ぜひ今日から取り入れて、脳の働きを最大限に引き出していきましょう。
参考文献
- Ratey JJ, Loehr JE. The positive impact of physical activity on cognition during adulthood. Translational Sports Medicine.
- Erickson KI et al. Exercise training increases size of hippocampus and improves memory. Proceedings of the National Academy of Sciences.
- Diekelmann S, Born J. The memory function of sleep. Nature Reviews Neuroscience.
- Mednick SC et al. The restorative effect of naps on perceptual deterioration. Nature Neuroscience.
- Nehlig A. Effects of coffee/caffeine on brain health and disease. Nutrients.
- Scholey A et al. Consumption of cocoa flavanols improves cognitive performance. Journal of Psychopharmacology.
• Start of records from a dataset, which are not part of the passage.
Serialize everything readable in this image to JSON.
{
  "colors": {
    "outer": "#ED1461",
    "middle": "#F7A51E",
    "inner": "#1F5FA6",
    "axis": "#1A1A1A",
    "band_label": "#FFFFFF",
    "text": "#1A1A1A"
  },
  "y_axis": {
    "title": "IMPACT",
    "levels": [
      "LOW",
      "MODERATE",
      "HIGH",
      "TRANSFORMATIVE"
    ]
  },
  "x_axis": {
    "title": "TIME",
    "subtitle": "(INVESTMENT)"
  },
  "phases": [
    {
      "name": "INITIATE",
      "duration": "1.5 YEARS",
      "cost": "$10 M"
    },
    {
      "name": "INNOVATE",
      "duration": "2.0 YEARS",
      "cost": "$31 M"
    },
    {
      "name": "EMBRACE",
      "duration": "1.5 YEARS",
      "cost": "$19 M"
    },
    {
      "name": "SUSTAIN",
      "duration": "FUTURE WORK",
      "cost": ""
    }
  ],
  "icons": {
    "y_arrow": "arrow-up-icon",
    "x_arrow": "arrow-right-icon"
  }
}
- Moss M et al. Aromas of rosemary and lavender essential oils differentially affect cognition and mood. International Journal of Neuroscience.
- Hillman CH et al. The effect of acute treadmill walking on cognitive control and academic achievement. Neuroscience.